Data quality indicates how accurate and reliable a data set is.
Factors like the use case, age, completeness, and consistency of data determine its quality.
Data professionals spend an average of 40% of their workday on data quality, according to a study conducted by Monte Carlo. This focus is because high-quality data can generate impactful insights, while bad data can hinder companies and even actively hurt them.
Businesses need systems to overcome data quality issues to fuel data-driven decision-making. But first, they must understand the data issues they are facing and why they occur.
In this article, we've listed 15 of the most common data problems for organizations and provided five ways to solve them.
A data quality issue is any error that lowers the reliability and accuracy of a data set. Inconsistent formatting and incomplete data cause poor interpretation, hinder analysis, and hurt brands.
Data quality significantly impacts data analysis, business intelligence, and day-to-day operations.
Each data team has its framework for data quality, and problems are unavoidable when data is collected from multiple sources at varying times.
An example of how poor data quality hurts businesses might be a misspelling of a customer's name during data collection. This issue will cause the customer to be addressed incorrectly in calls, emails, and other communications. The business loses revenue when this frustrated customer cancels their orders or services.

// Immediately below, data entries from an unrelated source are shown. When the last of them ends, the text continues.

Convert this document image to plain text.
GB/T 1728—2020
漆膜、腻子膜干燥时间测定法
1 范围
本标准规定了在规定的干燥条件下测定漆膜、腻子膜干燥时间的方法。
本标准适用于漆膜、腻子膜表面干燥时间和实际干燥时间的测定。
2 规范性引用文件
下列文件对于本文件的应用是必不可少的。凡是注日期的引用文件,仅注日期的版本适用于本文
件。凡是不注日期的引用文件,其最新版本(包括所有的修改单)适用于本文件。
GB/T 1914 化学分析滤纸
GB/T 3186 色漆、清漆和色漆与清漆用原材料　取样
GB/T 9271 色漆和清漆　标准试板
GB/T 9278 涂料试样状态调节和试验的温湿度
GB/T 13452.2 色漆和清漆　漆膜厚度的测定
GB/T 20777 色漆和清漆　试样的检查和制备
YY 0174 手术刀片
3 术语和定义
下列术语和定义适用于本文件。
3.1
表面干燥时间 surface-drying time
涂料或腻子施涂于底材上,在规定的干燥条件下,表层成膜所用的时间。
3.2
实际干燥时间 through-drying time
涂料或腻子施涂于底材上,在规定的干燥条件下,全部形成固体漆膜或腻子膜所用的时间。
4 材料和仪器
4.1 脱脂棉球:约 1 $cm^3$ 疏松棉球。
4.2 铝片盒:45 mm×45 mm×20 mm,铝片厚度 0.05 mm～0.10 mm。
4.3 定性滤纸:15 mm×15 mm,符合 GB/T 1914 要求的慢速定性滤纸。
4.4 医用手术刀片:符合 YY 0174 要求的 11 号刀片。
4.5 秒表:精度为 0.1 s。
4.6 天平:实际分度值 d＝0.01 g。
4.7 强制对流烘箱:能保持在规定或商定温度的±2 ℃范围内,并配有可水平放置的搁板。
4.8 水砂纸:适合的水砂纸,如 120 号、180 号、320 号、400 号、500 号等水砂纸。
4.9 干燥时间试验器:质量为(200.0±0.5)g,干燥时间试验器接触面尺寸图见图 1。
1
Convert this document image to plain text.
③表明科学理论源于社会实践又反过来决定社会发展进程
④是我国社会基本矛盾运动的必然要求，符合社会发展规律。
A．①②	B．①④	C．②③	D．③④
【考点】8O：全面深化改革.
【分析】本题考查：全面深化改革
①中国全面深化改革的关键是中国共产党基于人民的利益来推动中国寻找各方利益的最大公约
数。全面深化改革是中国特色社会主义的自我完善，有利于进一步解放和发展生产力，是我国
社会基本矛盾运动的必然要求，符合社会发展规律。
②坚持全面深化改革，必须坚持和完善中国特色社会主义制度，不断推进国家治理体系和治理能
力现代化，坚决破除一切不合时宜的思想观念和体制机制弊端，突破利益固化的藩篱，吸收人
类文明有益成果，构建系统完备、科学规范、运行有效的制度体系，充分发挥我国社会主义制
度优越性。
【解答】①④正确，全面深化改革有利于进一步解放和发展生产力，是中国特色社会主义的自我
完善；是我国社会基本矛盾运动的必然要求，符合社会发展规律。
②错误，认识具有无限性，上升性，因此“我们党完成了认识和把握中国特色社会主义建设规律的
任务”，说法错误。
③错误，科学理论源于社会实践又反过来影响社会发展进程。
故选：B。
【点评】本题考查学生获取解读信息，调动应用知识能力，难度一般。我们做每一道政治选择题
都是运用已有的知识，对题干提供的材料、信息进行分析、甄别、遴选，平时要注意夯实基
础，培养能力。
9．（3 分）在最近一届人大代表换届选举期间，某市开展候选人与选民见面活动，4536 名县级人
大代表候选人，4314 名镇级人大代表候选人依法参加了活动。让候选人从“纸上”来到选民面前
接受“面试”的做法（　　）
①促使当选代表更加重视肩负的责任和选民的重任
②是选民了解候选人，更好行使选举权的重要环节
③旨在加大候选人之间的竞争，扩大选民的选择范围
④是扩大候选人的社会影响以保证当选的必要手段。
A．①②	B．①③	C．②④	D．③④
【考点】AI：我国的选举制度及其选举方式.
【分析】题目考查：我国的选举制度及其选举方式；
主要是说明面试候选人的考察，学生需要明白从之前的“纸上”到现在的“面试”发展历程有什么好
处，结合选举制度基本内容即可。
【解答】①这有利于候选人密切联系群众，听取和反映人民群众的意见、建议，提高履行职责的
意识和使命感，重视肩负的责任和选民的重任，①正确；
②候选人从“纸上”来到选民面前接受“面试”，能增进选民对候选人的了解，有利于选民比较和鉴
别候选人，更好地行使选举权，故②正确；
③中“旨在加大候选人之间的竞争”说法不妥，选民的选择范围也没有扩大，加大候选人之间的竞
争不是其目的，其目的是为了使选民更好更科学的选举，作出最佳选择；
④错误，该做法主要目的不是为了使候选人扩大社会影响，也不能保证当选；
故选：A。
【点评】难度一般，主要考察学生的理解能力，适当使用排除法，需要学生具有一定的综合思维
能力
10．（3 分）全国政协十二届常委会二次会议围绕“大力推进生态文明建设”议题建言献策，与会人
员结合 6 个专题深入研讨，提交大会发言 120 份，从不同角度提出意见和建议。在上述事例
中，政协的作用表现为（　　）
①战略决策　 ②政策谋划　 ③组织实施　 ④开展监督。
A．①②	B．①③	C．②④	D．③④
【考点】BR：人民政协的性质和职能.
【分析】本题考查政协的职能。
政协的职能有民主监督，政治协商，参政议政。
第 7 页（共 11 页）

Similar inaccuracies or data quality problems can lead to flawed business decisions, lost opportunities, increased operational costs, underperforming machine learning or artificial intelligence, and a lack of competitiveness.
In a 2022 survey by Ataccama, 97% of respondents considered the roles, processes, tools, and platforms for ensuring high-quality data to be important.
Data quality management starts with understanding why data issues occur. Here are the top problems that could corrupt your data.
Businesses collect data from multiple internal applications, customer-facing platforms, and databases. With the number of data sources consistently rising, collecting the same data from separate sources is a common error.
Duplicate data in one crucial database can harm every process associated with it. For example, multiple copies of customer data can skew marketing campaign analytics, sales analytics, customer engagement metrics, and more.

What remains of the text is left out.